5.1 Der Beschwerdeführer erlitt beim Unfall vom 12. November 2019 objektiv
ausgewiesene Frakturen am rechten Oberschenkel und am rechten Mittelfuss, die
mehrere Operationen und Behandlungen nach sich zogen. Gemäss der Beurteilung der
Klinik Bellikon war die angestammte Tätigkeit auf dem Bau aus unfallkausaler Sicht nicht
mehr zumutbar. Deshalb wurde die Abklärung von Eingliederungsmassnahmen
empfohlen (a.a.O. Dok. 259). Aus einer Telefonnotiz der SUVA mit der IV vom 25. Mai
2023 (a.a.O. Dok. 496) ergibt sich, dass ein Arbeitsversuch laufe. Obwohl es sich um
Arbeit auf der Baustelle handle, habe berücksichtigt werden können, dass der
Versicherte nur auf ebener Unterlage arbeite. So habe eine Leistungsfähigkeit von ca.
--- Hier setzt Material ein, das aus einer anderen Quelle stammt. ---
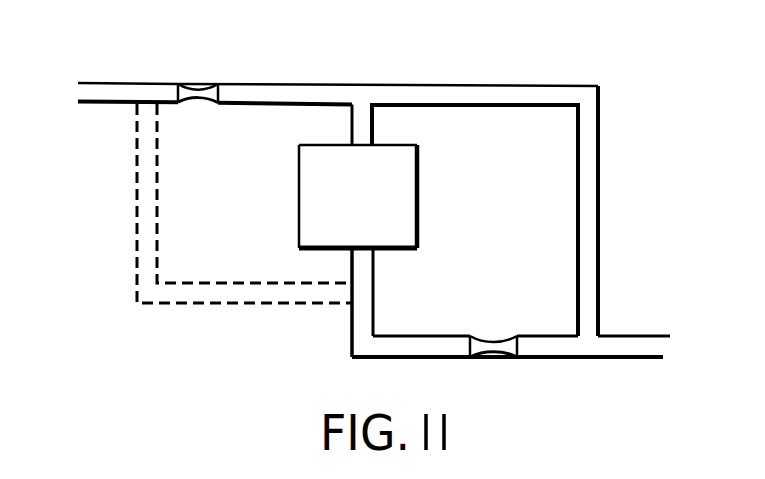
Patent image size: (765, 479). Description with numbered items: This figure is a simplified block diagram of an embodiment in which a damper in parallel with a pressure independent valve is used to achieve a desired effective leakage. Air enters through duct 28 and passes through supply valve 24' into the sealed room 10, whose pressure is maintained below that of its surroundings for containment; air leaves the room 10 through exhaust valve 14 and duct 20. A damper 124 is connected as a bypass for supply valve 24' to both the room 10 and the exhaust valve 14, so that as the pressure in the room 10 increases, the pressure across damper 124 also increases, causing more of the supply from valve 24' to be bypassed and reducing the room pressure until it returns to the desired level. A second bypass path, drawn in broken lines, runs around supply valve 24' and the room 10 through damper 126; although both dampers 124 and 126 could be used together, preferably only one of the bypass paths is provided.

The duct 28 is at (110, 83).
The supply valve 24' is at (194, 66).
The damper 124 is at (476, 103).
The sealed room 10 is at (417, 182).
The damper 126 is at (153, 199).
The exhaust valve 14 is at (488, 337).
The duct 20 is at (637, 340).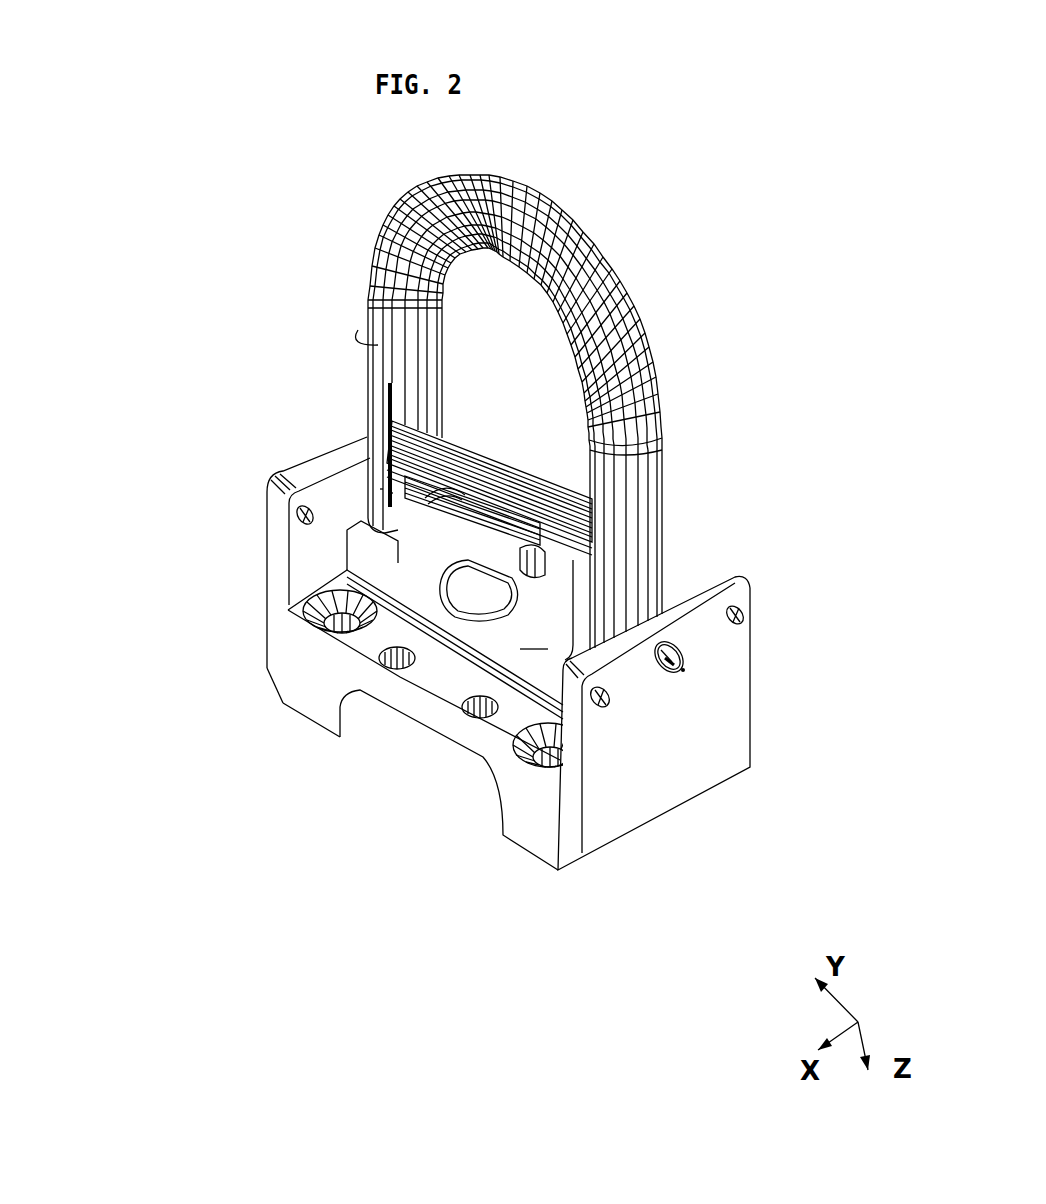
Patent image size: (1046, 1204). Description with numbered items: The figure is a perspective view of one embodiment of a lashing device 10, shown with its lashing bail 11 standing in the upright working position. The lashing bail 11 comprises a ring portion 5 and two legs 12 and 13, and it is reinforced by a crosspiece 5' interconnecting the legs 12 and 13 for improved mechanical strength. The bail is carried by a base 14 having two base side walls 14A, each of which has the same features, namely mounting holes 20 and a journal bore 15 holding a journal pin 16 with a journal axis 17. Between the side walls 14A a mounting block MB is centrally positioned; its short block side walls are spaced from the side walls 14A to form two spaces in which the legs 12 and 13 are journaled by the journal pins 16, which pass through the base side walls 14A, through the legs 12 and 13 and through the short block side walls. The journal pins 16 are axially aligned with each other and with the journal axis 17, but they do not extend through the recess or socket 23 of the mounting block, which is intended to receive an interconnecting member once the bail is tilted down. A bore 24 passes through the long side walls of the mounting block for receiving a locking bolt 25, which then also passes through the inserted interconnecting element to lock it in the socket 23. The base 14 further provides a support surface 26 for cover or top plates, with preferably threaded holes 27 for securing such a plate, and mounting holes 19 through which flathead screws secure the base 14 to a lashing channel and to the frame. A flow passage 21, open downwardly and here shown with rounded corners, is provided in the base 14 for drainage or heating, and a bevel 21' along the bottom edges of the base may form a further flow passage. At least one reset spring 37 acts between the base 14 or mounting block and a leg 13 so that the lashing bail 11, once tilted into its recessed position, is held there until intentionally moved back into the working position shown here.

The ring portion 5 is at (509, 391).
The crosspiece 5' is at (489, 468).
The lashing device 10 is at (727, 130).
The lashing bail 11 is at (617, 236).
The leg 12 is at (562, 640).
The leg 13 is at (390, 493).
The base 14 is at (522, 880).
The base side wall 14A is at (268, 505).
The journal bore 15 is at (683, 655).
The journal pin 16 is at (672, 670).
The journal axis 17 is at (693, 678).
The mounting hole 19 is at (340, 626).
The mounting hole 20 is at (305, 514).
The flow passage 21 is at (286, 811).
The bevel 21' is at (262, 702).
The recess or socket 23 is at (380, 489).
The bore 24 is at (545, 560).
The locking bolt 25 is at (500, 597).
The support surface 26 is at (448, 685).
The hole 27 is at (483, 710).
The reset spring 37 is at (385, 460).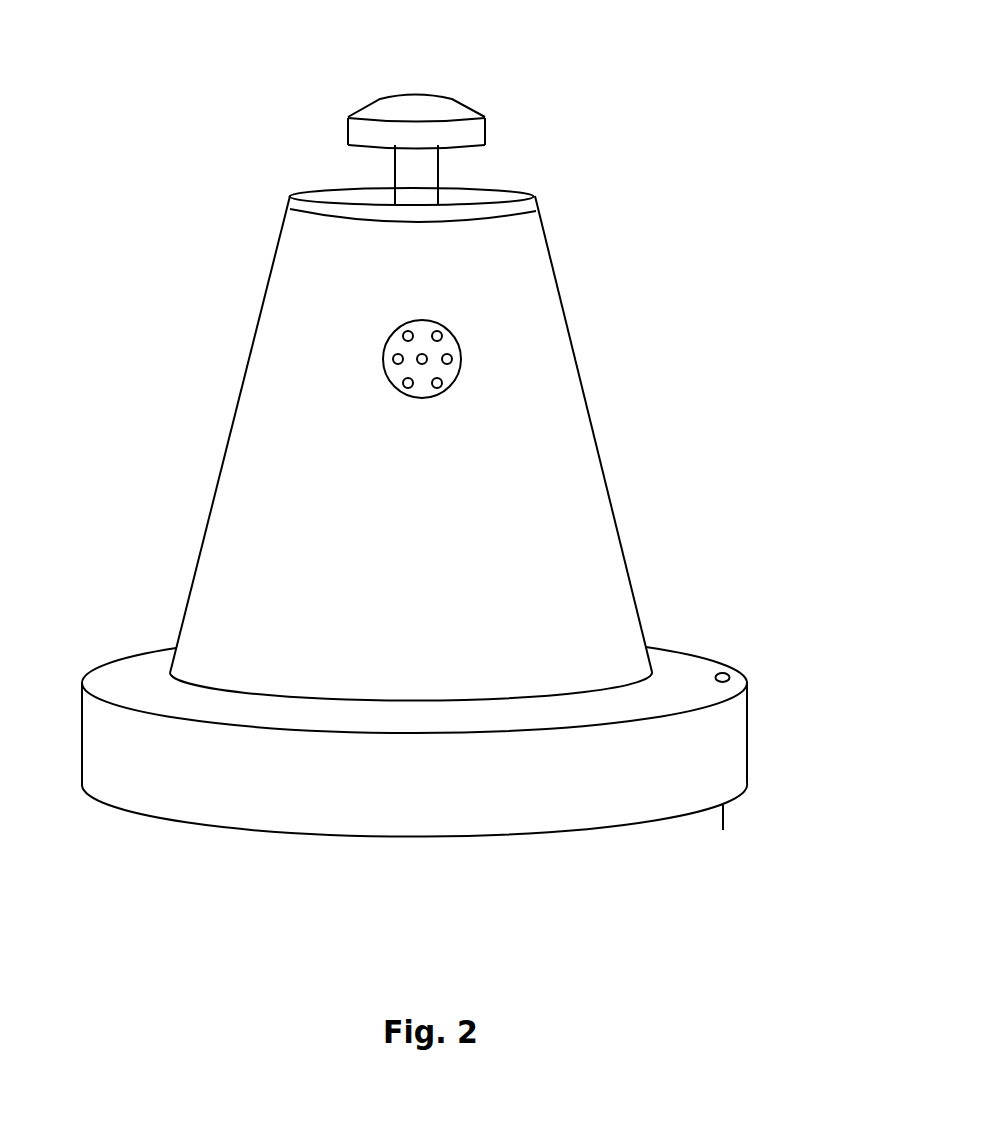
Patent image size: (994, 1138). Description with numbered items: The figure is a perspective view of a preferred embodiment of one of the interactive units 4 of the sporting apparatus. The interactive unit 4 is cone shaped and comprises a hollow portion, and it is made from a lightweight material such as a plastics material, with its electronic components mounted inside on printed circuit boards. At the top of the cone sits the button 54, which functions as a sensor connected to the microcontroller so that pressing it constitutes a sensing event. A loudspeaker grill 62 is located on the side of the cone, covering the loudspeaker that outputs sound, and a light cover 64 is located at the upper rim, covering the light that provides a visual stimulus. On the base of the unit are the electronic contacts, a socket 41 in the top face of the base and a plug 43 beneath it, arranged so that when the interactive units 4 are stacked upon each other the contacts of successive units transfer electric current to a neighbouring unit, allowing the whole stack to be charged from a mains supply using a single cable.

The interactive unit 4 is at (647, 492).
The socket 41 is at (730, 670).
The plug 43 is at (723, 830).
The button 54 is at (432, 107).
The loudspeaker grill 62 is at (455, 342).
The light cover 64 is at (552, 207).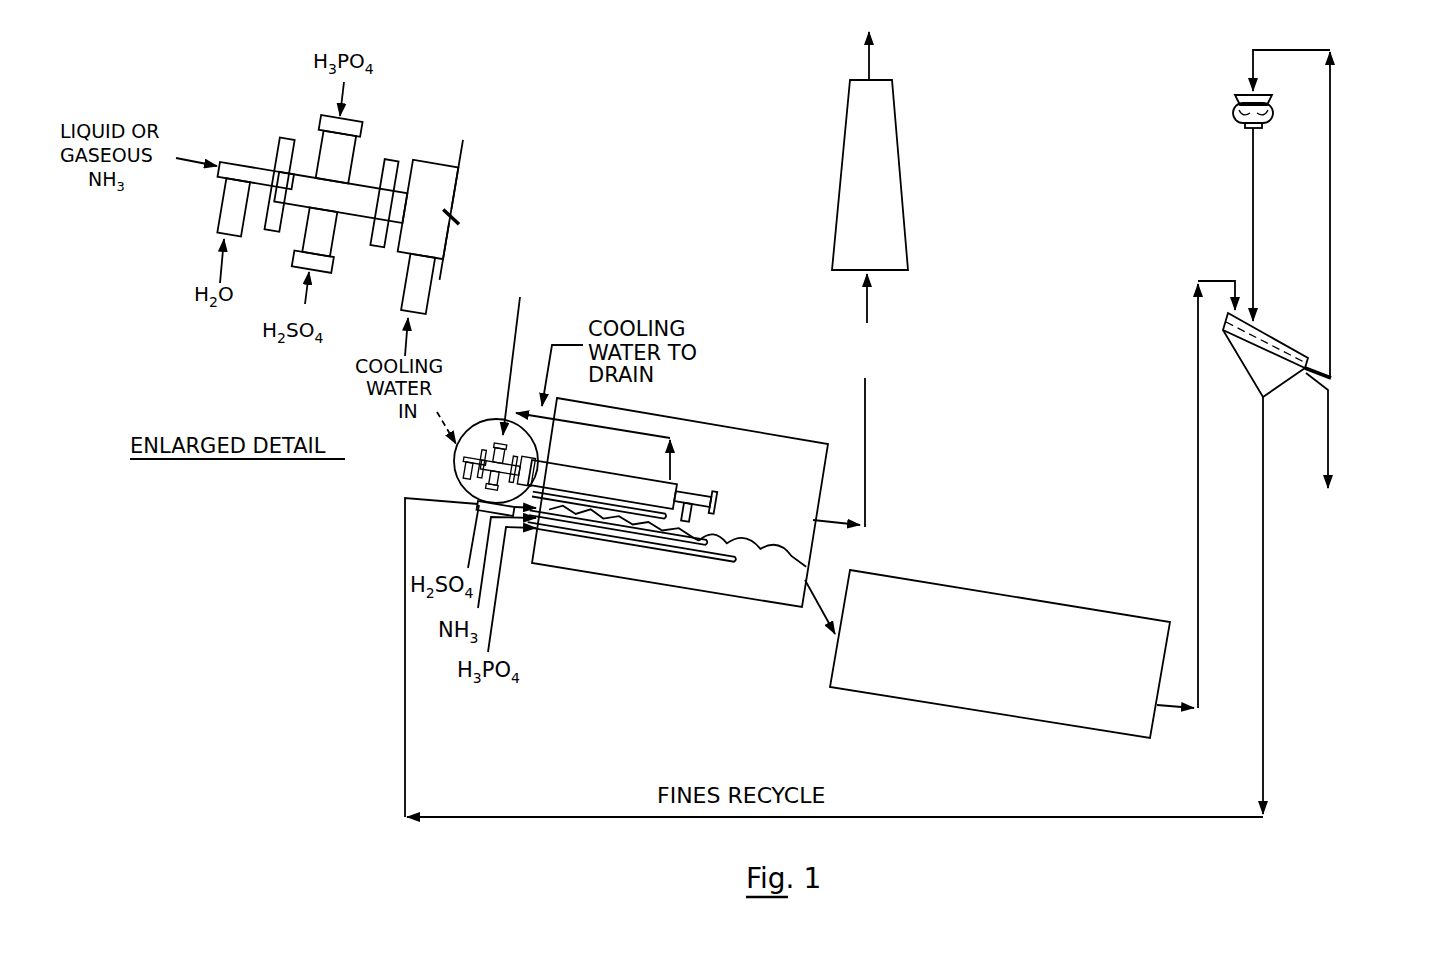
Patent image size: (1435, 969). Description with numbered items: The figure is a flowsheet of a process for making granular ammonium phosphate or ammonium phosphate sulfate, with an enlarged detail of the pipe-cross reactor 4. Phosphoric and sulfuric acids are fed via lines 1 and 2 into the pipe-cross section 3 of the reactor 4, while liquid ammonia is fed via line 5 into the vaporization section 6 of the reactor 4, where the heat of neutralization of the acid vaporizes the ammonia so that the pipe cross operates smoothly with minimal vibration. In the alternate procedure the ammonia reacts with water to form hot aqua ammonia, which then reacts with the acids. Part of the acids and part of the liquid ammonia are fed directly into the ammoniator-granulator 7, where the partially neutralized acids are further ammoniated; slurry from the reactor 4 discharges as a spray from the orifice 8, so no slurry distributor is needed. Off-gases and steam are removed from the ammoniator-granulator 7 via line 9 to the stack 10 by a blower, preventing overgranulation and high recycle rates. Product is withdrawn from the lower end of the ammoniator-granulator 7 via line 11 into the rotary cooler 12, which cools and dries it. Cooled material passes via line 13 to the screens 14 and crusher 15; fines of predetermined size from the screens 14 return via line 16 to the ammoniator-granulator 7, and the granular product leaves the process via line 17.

70% erreicht werden können. Der Betrieb werde die Ausbildung für das
Kranführerpermis finanzieren. Der weitere Verlauf sei abzuwarten. Die IV sprach
Taggelder für die vertiefte Klärung der Berufsausrichtung (a.a.O. Dok. 487 und 502). Der
Hausarzt des Beschwerdeführers schickte diesen zur Einholung einer Zweitmeinung in
die Sprechstunde Fusschirurgie des Inselspitals. Die Untersuchung fand am 3. April
2023 statt (a.a.O. Dok. 489). Es wurde eine Umschulung empfohlen und aus
fussorthopädischer Sicht festgestellt, die Ausübung einer angepassten Tätigkeit sei zu
50 bis 70% zumutbar. Zudem empfahl die beurteilende Fussorthopädin die Einholung
eines Gutachtens.
5.2 Die SUVA darf ihre vorübergehenden Leistungen ohne Abwarten des Abschlusses
allfälliger Eingliederungsmassnahmen der IV abschliessen, soweit es um berufliche
Massnahmen geht, welche sich ausschliesslich auf Vorkehren beziehen, welche nicht
geeignet sind, den der Invalidenrente der Unfallversicherung zugrunde zu legenden
Invaliditätsgrad zu beeinflussen (Bundesgerichtsurteil 8C_374/2021 vom 13. August
2021 E. 4.3.1). Aus den obenstehenden Darlegungen ergeben sich zumindest
ernstzunehmende Zweifel an einer vollen Arbeitsfähigkeit des Beschwerdeführers in
einer angepassten Tätigkeit. Diesbezügliche Abklärungen der Invalidenversicherung
waren zum Zeitpunkt der Verfügung vom 21. März 2023 im Gange und deren Ausgang
kann durchaus dazu geeignet sein, Auswirkungen auf den Invaliditätsgrad der
Unfallversicherung zu haben.
6. Nach dem Gesagten ist festzustellen, dass der Fallabschluss verfrüht erfolgt ist. Die
Beschwerde ist in diesem Sinne gutzuheissen und die Sache ist zur Fortführung an die
SUVA zurückzuweisen.
7.
7.1 Das Verfahren ist, von hier nicht massgebenden Ausnahmen abgesehen, kostenlos.
7.2 Dem obsiegenden Kläger steht eine Parteientschädigung zu. Das Gericht setzt
diese unter Würdigung der Bedeutung und Schwierigkeit der Streitsache, des Umfangs
der Arbeitsleistung sowie der durch den Rechtstreit entstandenen Auslagen auf
CHF 1’800 (inkl. Auslagen und Mehrwertsteuer) fest (Art. 40 Abs. 1 GTar).
DEMNACH WIRD ERKANNT
Die Beschwerde wird gutgeheissen, die angefochtene Verfügung aufgehoben und
die Sache zur Fortführung an die SUVA zurückgewiesen.
Es werden keine Gerichtskosten erhoben.
Die SUVA hat dem Beschwerdeführer eine Parteientschädigung in der Höhe von
CHF 1’800 (inkl. Auslagen und Mehrwertsteuer) zu bezahlen.